Keadaan ekonomi yang kurang dari kata cukup bahkan minus dihadapkan dengan biaya hidup yang tinggi untuk memenuhi
kebutuhan sehari-hari sehingga membuat seseorang berpikir untuk mengambil jalan
pintas dalam menghasilkan uang. Kedua, pendidikan. Kekayaan akan pengetahuan
menjadi faktor penting dalam persaingan global. Kebanyakan pengemis
berpendidikan rendah sehingga mereka tidak memiliki kesempatan untuk berperan
dalam masyarakat. Selain itu, seseorang dengan pengetahuan rendah serta hanya
ingin berpikir secara simple
membuatnya terhindar dari kata usaha dan mengambil jalan mudah untuk
menghasilkan uang, yaitu mengemis. Ketiga, ketergantungan. Hal ini murni
berasal dari individu masing-masing dimana sifat malas mendominasi dalam
pribadinya sehingga ia hanya mampu bergantung pada orang lain. Keempat,
lingkungan. Ketiga faktor tersebut ditambah dengan faktor lingkungan menjadi
penyebab kuat yang menginspirasi seseorang memutuskan untuk menjadi pengemis.
Tak hanya orang tua, bahkan anak-anak
dan lansia pun sepertinya dikerahkan untuk meminta uang pada warga-warga kota.
Bermodal muka melas dan pakaian lusuh, selanjutnya mereka menjalankan aksi
dengan berbagai cara.
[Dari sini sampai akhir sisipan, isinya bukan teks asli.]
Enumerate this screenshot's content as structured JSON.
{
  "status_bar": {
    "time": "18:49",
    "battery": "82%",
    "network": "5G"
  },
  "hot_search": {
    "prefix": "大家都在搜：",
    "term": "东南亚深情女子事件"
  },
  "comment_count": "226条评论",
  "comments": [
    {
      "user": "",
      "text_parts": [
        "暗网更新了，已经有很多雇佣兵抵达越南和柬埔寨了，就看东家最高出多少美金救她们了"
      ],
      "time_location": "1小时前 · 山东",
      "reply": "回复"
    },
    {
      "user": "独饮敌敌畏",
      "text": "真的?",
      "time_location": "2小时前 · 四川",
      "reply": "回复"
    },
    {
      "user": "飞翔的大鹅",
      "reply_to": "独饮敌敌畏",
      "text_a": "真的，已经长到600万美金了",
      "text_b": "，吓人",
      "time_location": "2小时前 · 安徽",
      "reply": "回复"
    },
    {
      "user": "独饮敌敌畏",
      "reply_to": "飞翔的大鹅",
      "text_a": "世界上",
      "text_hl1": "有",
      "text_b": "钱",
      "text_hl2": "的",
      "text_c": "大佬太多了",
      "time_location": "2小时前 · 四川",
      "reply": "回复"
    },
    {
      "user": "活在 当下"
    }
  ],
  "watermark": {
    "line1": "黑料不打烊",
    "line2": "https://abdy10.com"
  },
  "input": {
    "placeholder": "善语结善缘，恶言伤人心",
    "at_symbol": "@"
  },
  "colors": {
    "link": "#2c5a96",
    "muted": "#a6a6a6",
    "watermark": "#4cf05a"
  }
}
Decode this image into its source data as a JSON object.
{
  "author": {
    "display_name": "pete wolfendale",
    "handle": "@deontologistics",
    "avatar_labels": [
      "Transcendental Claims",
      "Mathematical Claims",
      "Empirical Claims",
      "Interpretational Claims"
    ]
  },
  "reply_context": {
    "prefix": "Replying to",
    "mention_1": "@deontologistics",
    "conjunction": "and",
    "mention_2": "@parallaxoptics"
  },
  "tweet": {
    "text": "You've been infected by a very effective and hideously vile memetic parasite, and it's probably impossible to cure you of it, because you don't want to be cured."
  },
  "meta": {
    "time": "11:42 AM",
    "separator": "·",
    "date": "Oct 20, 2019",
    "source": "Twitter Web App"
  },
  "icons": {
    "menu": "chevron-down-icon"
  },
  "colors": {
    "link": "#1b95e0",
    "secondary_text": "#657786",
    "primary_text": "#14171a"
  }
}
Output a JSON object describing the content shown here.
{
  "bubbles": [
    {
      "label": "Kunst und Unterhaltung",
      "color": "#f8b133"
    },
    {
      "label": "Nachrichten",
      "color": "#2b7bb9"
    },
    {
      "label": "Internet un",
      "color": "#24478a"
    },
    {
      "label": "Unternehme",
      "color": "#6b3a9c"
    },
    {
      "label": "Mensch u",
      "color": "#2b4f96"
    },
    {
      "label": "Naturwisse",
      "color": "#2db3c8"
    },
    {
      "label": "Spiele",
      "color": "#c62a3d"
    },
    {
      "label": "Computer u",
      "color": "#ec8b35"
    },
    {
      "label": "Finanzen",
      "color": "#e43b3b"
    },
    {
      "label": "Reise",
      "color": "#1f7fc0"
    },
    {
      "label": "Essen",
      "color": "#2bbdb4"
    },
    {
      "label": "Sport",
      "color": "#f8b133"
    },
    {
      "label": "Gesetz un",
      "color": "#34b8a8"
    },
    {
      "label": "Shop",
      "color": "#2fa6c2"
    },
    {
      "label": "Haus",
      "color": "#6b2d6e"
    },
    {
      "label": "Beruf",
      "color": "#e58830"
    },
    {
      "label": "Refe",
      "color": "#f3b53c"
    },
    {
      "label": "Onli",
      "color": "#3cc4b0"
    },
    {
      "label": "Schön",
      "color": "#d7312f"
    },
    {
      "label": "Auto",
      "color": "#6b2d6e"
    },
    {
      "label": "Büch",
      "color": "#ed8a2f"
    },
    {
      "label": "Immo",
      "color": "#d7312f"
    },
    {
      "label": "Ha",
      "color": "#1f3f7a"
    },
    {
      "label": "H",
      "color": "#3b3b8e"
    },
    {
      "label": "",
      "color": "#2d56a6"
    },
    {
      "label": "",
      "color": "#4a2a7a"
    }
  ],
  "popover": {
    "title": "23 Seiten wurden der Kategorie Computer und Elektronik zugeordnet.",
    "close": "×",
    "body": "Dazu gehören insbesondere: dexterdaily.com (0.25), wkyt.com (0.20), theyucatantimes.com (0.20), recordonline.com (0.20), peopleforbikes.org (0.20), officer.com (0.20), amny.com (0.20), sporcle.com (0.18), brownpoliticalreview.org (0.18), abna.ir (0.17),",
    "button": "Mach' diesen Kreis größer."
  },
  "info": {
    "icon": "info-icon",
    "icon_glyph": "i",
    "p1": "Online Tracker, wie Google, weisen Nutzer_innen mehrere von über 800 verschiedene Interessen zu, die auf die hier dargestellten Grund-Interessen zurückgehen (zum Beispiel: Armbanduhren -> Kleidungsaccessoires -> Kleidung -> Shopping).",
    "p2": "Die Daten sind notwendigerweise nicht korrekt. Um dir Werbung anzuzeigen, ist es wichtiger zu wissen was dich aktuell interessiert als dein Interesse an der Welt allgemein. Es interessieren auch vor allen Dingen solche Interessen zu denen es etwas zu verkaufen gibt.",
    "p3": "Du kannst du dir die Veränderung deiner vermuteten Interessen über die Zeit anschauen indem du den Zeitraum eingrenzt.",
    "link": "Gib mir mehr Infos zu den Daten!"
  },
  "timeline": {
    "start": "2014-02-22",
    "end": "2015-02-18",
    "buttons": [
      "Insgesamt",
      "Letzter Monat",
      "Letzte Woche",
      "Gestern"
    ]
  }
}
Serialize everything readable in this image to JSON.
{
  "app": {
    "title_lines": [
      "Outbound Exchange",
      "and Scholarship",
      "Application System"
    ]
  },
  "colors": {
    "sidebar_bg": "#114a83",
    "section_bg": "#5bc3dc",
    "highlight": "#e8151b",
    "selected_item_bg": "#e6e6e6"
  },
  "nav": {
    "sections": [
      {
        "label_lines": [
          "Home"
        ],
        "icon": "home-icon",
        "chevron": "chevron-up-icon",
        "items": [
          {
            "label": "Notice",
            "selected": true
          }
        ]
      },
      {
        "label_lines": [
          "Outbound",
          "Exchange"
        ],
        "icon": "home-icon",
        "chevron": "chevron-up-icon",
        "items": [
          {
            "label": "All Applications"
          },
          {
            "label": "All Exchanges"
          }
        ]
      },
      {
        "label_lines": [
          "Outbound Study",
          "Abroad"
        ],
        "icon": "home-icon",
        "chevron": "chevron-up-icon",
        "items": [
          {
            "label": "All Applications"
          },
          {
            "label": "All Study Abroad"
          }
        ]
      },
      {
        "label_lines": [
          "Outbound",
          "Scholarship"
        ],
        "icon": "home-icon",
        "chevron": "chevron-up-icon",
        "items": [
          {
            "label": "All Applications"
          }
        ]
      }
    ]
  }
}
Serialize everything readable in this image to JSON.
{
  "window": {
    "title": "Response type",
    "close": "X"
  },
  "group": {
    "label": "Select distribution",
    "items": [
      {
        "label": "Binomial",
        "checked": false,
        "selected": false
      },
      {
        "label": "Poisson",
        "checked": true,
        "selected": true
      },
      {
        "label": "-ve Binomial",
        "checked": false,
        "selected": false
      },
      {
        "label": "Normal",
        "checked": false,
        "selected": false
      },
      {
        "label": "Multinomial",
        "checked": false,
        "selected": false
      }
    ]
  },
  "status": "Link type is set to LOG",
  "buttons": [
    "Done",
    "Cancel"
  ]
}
Ada yang sengaja membawa anaknya saat mengemis, ada yang
berpura-pura cacat, dan lain sebagainya karena hal-hal tersebut dianggap akan
meningkatkan rasa empati. Kuantitas pengemis yang semakin meningkat membuat
beberapa pihak tertarik memanfaatkannya dengan membentuk jaringan sindikat
pengemis. Para pengemis tersebut dikumpulkan menjadi sebuah komunitas untuk
selanjutnya dikerahkan setiap harinya untuk mengemis di jalanan ibukota. Hasil
yang didapat selanjutnya para pengemis itu berikan pada seseorang yang bisa
disebut koordinator yang bertanggung jawab pada komunitas tersebut. Hasil yang
didapat dari kerja keras pengemis-pengemis tersebut tidak mampu dinikmati
sepenuhnya oleh mereka sendiri. Hal ini nampaknya telah disadari oleh
pemerintah sehingga gencar dilakukan pembersihan dan penggrebekan terhadap
jaringan ini.
Larangan untuk mengemis sebenarnya telah
diatur secara jelas dalam Buku Ketiga KUHP dalam Pasal 504 dan Pasal 505
tentang Tindak Pidana Pelanggaran bahwa barang siapa yang mengemis dan/atau
menggelandang di muka umum akan diberikan hukuman kurungan tergantung pada
jenis operasinya. Pemkot DKI Jakarta khususnya telah menanggapi serius masalah
ini karena pengaruhnya yang cukup besar terhadap kenyamanan warga ibukota.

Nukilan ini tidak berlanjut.